My father, though, loved it. He loved everything, from the moment of planning a trip right down to the moment of pride he felt as he guided his boat perfectly onto the trailer so we could begin our trip home. And the fish themselves. . .my god how that man loved fish. He would hold the fish in his hands after unhooking it and just watch the sunlight glimmer like diamonds on the skin and scales of each bass or trout caught.

The love that Matt Rigney shows for fish, especially of the giant fish and true marvels of the water, in the pages of In Pursuit of Giants reminds me of my father in that sense. You can feel it through the ink of every page.

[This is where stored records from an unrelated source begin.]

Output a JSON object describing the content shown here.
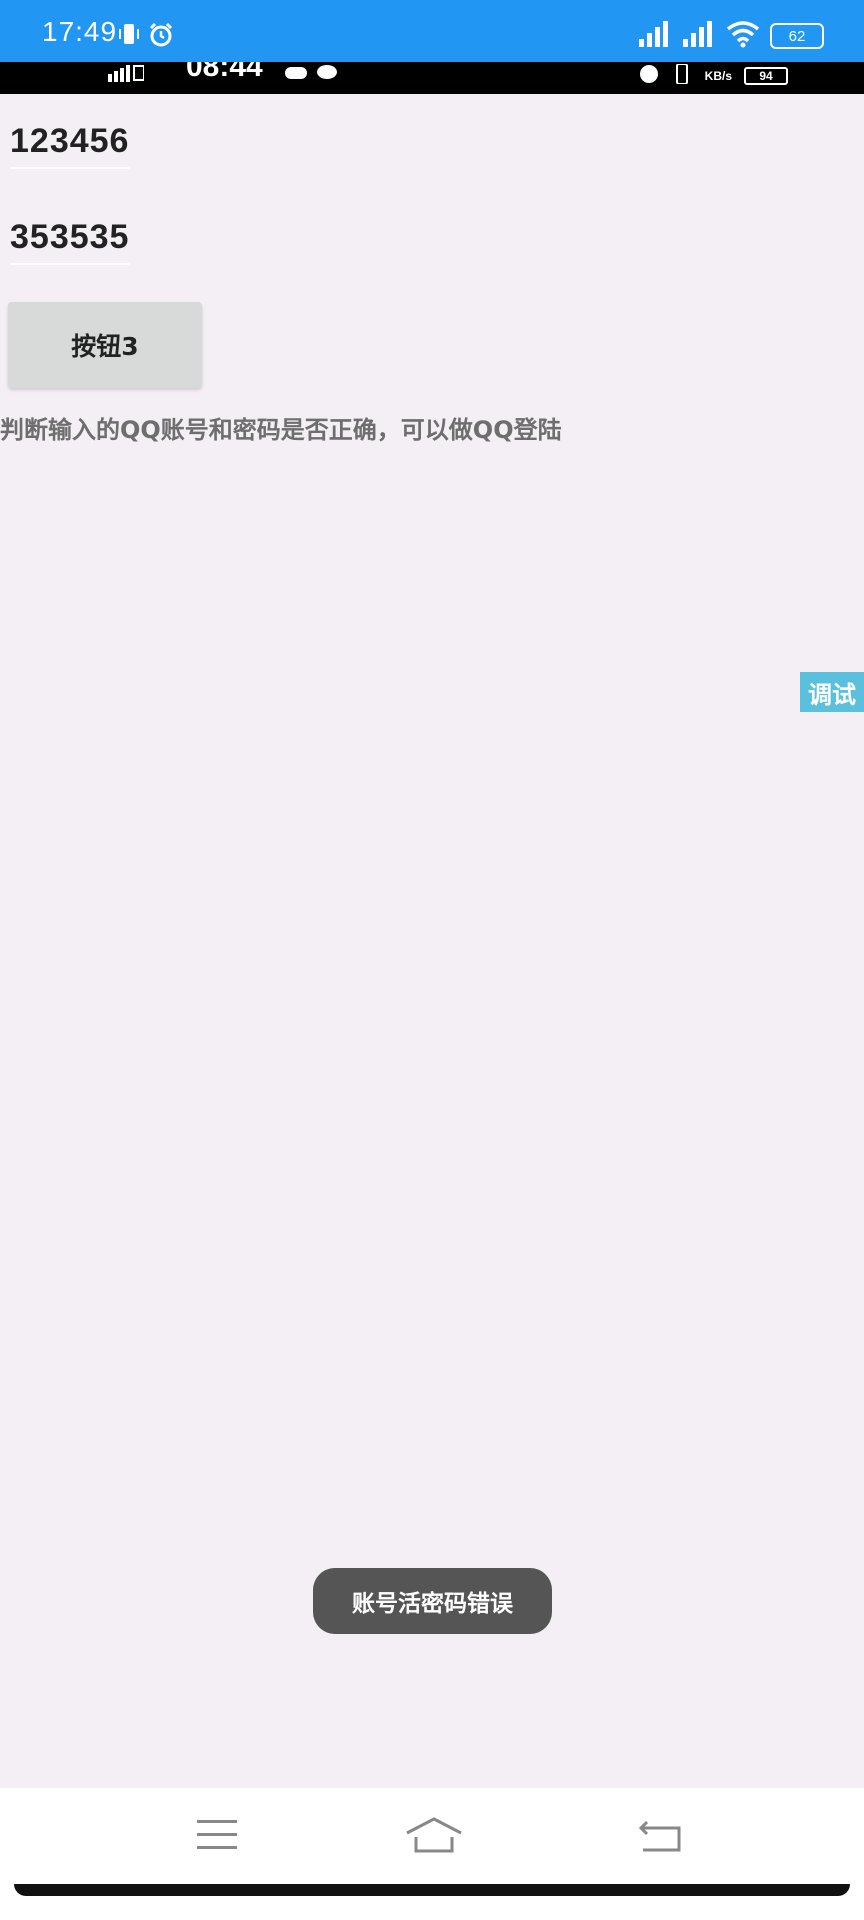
{
  "status_bar": {
    "time": "17:49",
    "battery": "62",
    "color": "#2196f3"
  },
  "inner_status_bar": {
    "time": "08:44",
    "speed_unit": "KB/s",
    "battery": "94"
  },
  "form": {
    "account_value": "123456",
    "password_value": "353535",
    "button_label": "按钮3",
    "description": "判断输入的QQ账号和密码是否正确，可以做QQ登陆"
  },
  "debug_tab": {
    "label": "调试",
    "color": "#5bc0de"
  },
  "toast": {
    "message": "账号活密码错误"
  },
  "navigation": {
    "icons": [
      "menu-icon",
      "home-icon",
      "back-icon"
    ]
  }
}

That love, however, is in danger. That is also something you can viscerally feel through the heft and seriousness of the book itself. All the while luring you in with a very tangible affection and sense of wonder for the creatures of the sea – especially those at the very apex of the “fish” family — Rigney drops the second shoe of knowledge that as a species we have drastically and perhaps permanently changed the sea and endangered the very existence of these creatures.

All of us think of the sea and the ocean as this permanent thing. Surely the ocean is too big for man to have influence and sway over; surely that is the one thing we can not be called into account over changing, right? Over all that water — or all within it, perhaps — there must be just as many fish now as there ever were. Right?

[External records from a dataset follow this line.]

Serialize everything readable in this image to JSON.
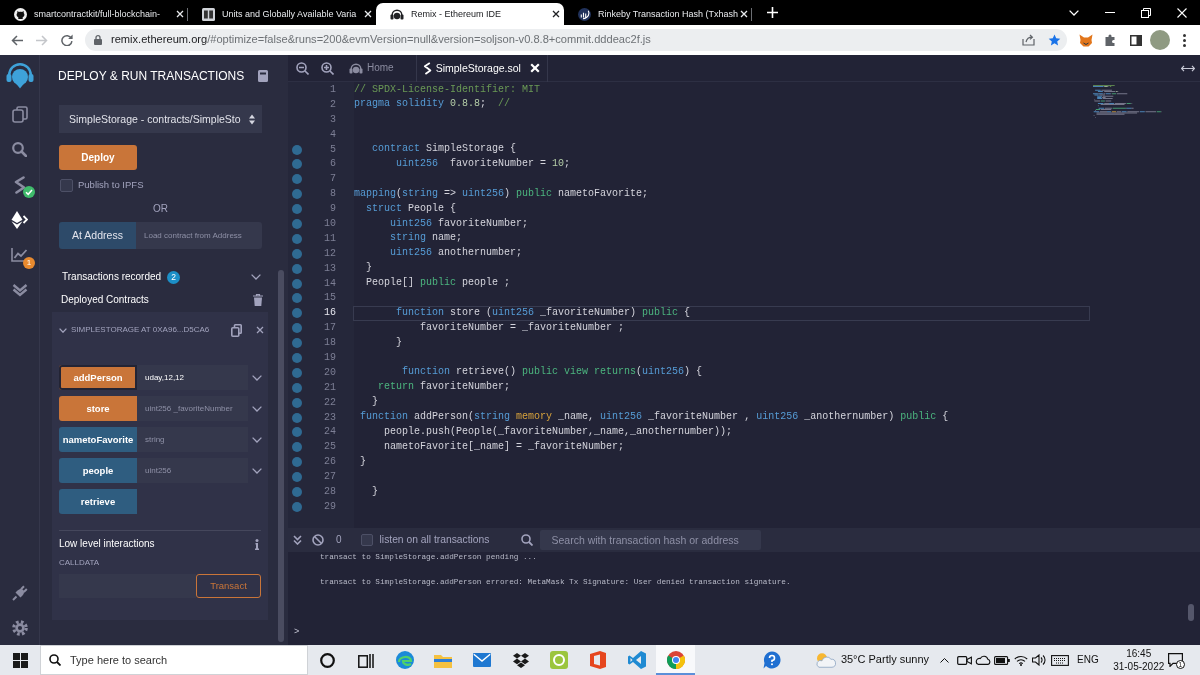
{
  "browser": {
    "tabs": [
      {
        "kind": "cat",
        "title": "smartcontractkit/full-blockchain-",
        "selected": false
      },
      {
        "kind": "book",
        "title": "Units and Globally Available Varia",
        "selected": false
      },
      {
        "kind": "headset",
        "title": "Remix - Ethereum IDE",
        "selected": true
      },
      {
        "kind": "globe",
        "title": "Rinkeby Transaction Hash (Txhash",
        "selected": false
      }
    ],
    "toolbar": {
      "back_disabled": false,
      "forward_disabled": true,
      "host": "remix.ethereum.org",
      "path": "/#optimize=false&runs=200&evmVersion=null&version=soljson-v0.8.8+commit.dddeac2f.js",
      "bookmarked": true
    }
  },
  "icon_panel": {
    "top": [
      {
        "kind": "logo",
        "selected": false
      },
      {
        "kind": "files",
        "selected": false
      },
      {
        "kind": "search",
        "selected": false
      },
      {
        "kind": "compiler",
        "selected": false,
        "badge": {
          "kind": "check"
        }
      },
      {
        "kind": "deploy",
        "selected": true
      },
      {
        "kind": "analysis",
        "selected": false,
        "badge": {
          "kind": "count",
          "text": "1"
        }
      },
      {
        "kind": "tests",
        "selected": false
      }
    ],
    "bottom": [
      {
        "kind": "plugins",
        "selected": false
      },
      {
        "kind": "settings",
        "selected": false
      }
    ]
  },
  "side_panel": {
    "title": "DEPLOY & RUN TRANSACTIONS",
    "contract": "SimpleStorage - contracts/SimpleSto",
    "deploy": "Deploy",
    "publish": {
      "label": "Publish to IPFS",
      "checked": false
    },
    "or": "OR",
    "at_address": {
      "label": "At Address",
      "placeholder": "Load contract from Address"
    },
    "transactions": {
      "label": "Transactions recorded",
      "count": "2"
    },
    "deployed": {
      "title": "Deployed Contracts",
      "instances": [
        {
          "title": "SIMPLESTORAGE AT 0XA96...D5CA6",
          "expanded": true,
          "functions": [
            {
              "name": "addPerson",
              "kind": "transact",
              "value": "uday,12,12",
              "focused": true
            },
            {
              "name": "store",
              "kind": "transact",
              "placeholder": "uint256 _favoriteNumber",
              "focused": false
            },
            {
              "name": "nametoFavorite",
              "kind": "call",
              "placeholder": "string",
              "focused": false
            },
            {
              "name": "people",
              "kind": "call",
              "placeholder": "uint256",
              "focused": false
            },
            {
              "name": "retrieve",
              "kind": "call",
              "focused": false
            }
          ],
          "low_level": {
            "title": "Low level interactions",
            "calldata": "CALLDATA",
            "button": "Transact"
          }
        }
      ]
    }
  },
  "editor": {
    "tabs": [
      {
        "kind": "home",
        "title": "Home",
        "selected": false,
        "closable": false
      },
      {
        "kind": "file",
        "title": "SimpleStorage.sol",
        "selected": true,
        "closable": true
      }
    ],
    "lines": [
      {
        "number": "1",
        "marked": false,
        "current": false,
        "tokens": [
          {
            "text": "// SPDX-License-Identifier: MIT",
            "kind": "comment"
          }
        ]
      },
      {
        "number": "2",
        "marked": false,
        "current": false,
        "tokens": [
          {
            "text": "pragma solidity ",
            "kind": "keyword"
          },
          {
            "text": "0.8.8",
            "kind": "number"
          },
          {
            "text": ";  ",
            "kind": "plain"
          },
          {
            "text": "//",
            "kind": "comment"
          }
        ]
      },
      {
        "number": "3",
        "marked": false,
        "current": false
      },
      {
        "number": "4",
        "marked": false,
        "current": false
      },
      {
        "number": "5",
        "marked": true,
        "current": false,
        "tokens": [
          {
            "text": "   contract ",
            "kind": "keyword"
          },
          {
            "text": "SimpleStorage {",
            "kind": "plain"
          }
        ]
      },
      {
        "number": "6",
        "marked": true,
        "current": false,
        "tokens": [
          {
            "text": "       uint256",
            "kind": "type"
          },
          {
            "text": "  favoriteNumber = ",
            "kind": "plain"
          },
          {
            "text": "10",
            "kind": "number"
          },
          {
            "text": ";",
            "kind": "plain"
          }
        ]
      },
      {
        "number": "7",
        "marked": true,
        "current": false
      },
      {
        "number": "8",
        "marked": true,
        "current": false,
        "tokens": [
          {
            "text": "mapping",
            "kind": "keyword"
          },
          {
            "text": "(",
            "kind": "plain"
          },
          {
            "text": "string",
            "kind": "type"
          },
          {
            "text": " => ",
            "kind": "plain"
          },
          {
            "text": "uint256",
            "kind": "type"
          },
          {
            "text": ") ",
            "kind": "plain"
          },
          {
            "text": "public",
            "kind": "modifier"
          },
          {
            "text": " nametoFavorite;",
            "kind": "plain"
          }
        ]
      },
      {
        "number": "9",
        "marked": true,
        "current": false,
        "tokens": [
          {
            "text": "  struct ",
            "kind": "keyword"
          },
          {
            "text": "People {",
            "kind": "plain"
          }
        ]
      },
      {
        "number": "10",
        "marked": true,
        "current": false,
        "tokens": [
          {
            "text": "      uint256",
            "kind": "type"
          },
          {
            "text": " favoriteNumber;",
            "kind": "plain"
          }
        ]
      },
      {
        "number": "11",
        "marked": true,
        "current": false,
        "tokens": [
          {
            "text": "      string",
            "kind": "type"
          },
          {
            "text": " name;",
            "kind": "plain"
          }
        ]
      },
      {
        "number": "12",
        "marked": true,
        "current": false,
        "tokens": [
          {
            "text": "      uint256",
            "kind": "type"
          },
          {
            "text": " anothernumber;",
            "kind": "plain"
          }
        ]
      },
      {
        "number": "13",
        "marked": true,
        "current": false,
        "tokens": [
          {
            "text": "  }",
            "kind": "plain"
          }
        ]
      },
      {
        "number": "14",
        "marked": true,
        "current": false,
        "tokens": [
          {
            "text": "  People[] ",
            "kind": "plain"
          },
          {
            "text": "public",
            "kind": "modifier"
          },
          {
            "text": " people ;",
            "kind": "plain"
          }
        ]
      },
      {
        "number": "15",
        "marked": true,
        "current": false
      },
      {
        "number": "16",
        "marked": true,
        "current": true,
        "tokens": [
          {
            "text": "       function ",
            "kind": "keyword"
          },
          {
            "text": "store (",
            "kind": "plain"
          },
          {
            "text": "uint256",
            "kind": "type"
          },
          {
            "text": " _favoriteNumber) ",
            "kind": "plain"
          },
          {
            "text": "public",
            "kind": "modifier"
          },
          {
            "text": " {",
            "kind": "plain"
          }
        ]
      },
      {
        "number": "17",
        "marked": true,
        "current": false,
        "tokens": [
          {
            "text": "           favoriteNumber = _favoriteNumber ;",
            "kind": "plain"
          }
        ]
      },
      {
        "number": "18",
        "marked": true,
        "current": false,
        "tokens": [
          {
            "text": "       }",
            "kind": "plain"
          }
        ]
      },
      {
        "number": "19",
        "marked": true,
        "current": false
      },
      {
        "number": "20",
        "marked": true,
        "current": false,
        "tokens": [
          {
            "text": "        function ",
            "kind": "keyword"
          },
          {
            "text": "retrieve() ",
            "kind": "plain"
          },
          {
            "text": "public view returns",
            "kind": "modifier"
          },
          {
            "text": "(",
            "kind": "plain"
          },
          {
            "text": "uint256",
            "kind": "type"
          },
          {
            "text": ") {",
            "kind": "plain"
          }
        ]
      },
      {
        "number": "21",
        "marked": true,
        "current": false,
        "tokens": [
          {
            "text": "    return",
            "kind": "modifier"
          },
          {
            "text": " favoriteNumber;",
            "kind": "plain"
          }
        ]
      },
      {
        "number": "22",
        "marked": true,
        "current": false,
        "tokens": [
          {
            "text": "   }",
            "kind": "plain"
          }
        ]
      },
      {
        "number": "23",
        "marked": true,
        "current": false,
        "tokens": [
          {
            "text": " function ",
            "kind": "keyword"
          },
          {
            "text": "addPerson(",
            "kind": "plain"
          },
          {
            "text": "string ",
            "kind": "type"
          },
          {
            "text": "memory",
            "kind": "storage"
          },
          {
            "text": " _name, ",
            "kind": "plain"
          },
          {
            "text": "uint256",
            "kind": "type"
          },
          {
            "text": " _favoriteNumber , ",
            "kind": "plain"
          },
          {
            "text": "uint256",
            "kind": "type"
          },
          {
            "text": " _anothernumber) ",
            "kind": "plain"
          },
          {
            "text": "public",
            "kind": "modifier"
          },
          {
            "text": " {",
            "kind": "plain"
          }
        ]
      },
      {
        "number": "24",
        "marked": true,
        "current": false,
        "tokens": [
          {
            "text": "     people.push(People(_favoriteNumber,_name,_anothernumber));",
            "kind": "plain"
          }
        ]
      },
      {
        "number": "25",
        "marked": true,
        "current": false,
        "tokens": [
          {
            "text": "     nametoFavorite[_name] = _favoriteNumber;",
            "kind": "plain"
          }
        ]
      },
      {
        "number": "26",
        "marked": true,
        "current": false,
        "tokens": [
          {
            "text": " }",
            "kind": "plain"
          }
        ]
      },
      {
        "number": "27",
        "marked": true,
        "current": false
      },
      {
        "number": "28",
        "marked": true,
        "current": false,
        "tokens": [
          {
            "text": "   }",
            "kind": "plain"
          }
        ]
      },
      {
        "number": "29",
        "marked": true,
        "current": false
      }
    ]
  },
  "terminal": {
    "count": "0",
    "listen": {
      "label": "listen on all transactions",
      "checked": false
    },
    "search_placeholder": "Search with transaction hash or address",
    "log": [
      "transact to SimpleStorage.addPerson pending ...",
      "transact to SimpleStorage.addPerson errored: MetaMask Tx Signature: User denied transaction signature."
    ],
    "prompt": ">"
  },
  "taskbar": {
    "search_placeholder": "Type here to search",
    "apps": [
      {
        "kind": "cortana",
        "selected": false
      },
      {
        "kind": "taskview",
        "selected": false
      },
      {
        "kind": "edge",
        "selected": false
      },
      {
        "kind": "explorer",
        "selected": false
      },
      {
        "kind": "mail",
        "selected": false
      },
      {
        "kind": "dropbox",
        "selected": false
      },
      {
        "kind": "android",
        "selected": false
      },
      {
        "kind": "office",
        "selected": false
      },
      {
        "kind": "vscode",
        "selected": false
      },
      {
        "kind": "chrome",
        "selected": true
      }
    ],
    "weather": "35°C Partly sunny",
    "language": "ENG",
    "time": "16:45",
    "date": "31-05-2022",
    "notifications": "1"
  }
}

Wrong. Through modern fishing techniques and greed we have done to the watery depths what we have always done when we “want” something, and we know other people will pay for it because they want it to. Blue fin tuna.. say hello to the Buffalo. Marlin.. the dodo.. or even the carrier pigeon.

Of course, I understand i’m just glossing over things in this review because there’s no possible way I can go into the detail and emotion that Rigney manages to convey throughout his book. It would simply break my heart again, and I’m just not as talented of a writer as he is.

Hopefully, Matt Rigney will write many many more books because aside from the great story he unfolds through the pages of In Pursuit of Giants, the second revelation I found between its covers was my admiration for his writing.

It’s a sad story full of awe, wonder and amazing animals that might be gone within my own lifetime, and it’s a damned wonderful read for all of the tears that it caused to spill onto my review copy. I highly recommend this book and that we give thought to it and listen to its words of the possible change that could alter what seems to be an inevitable course.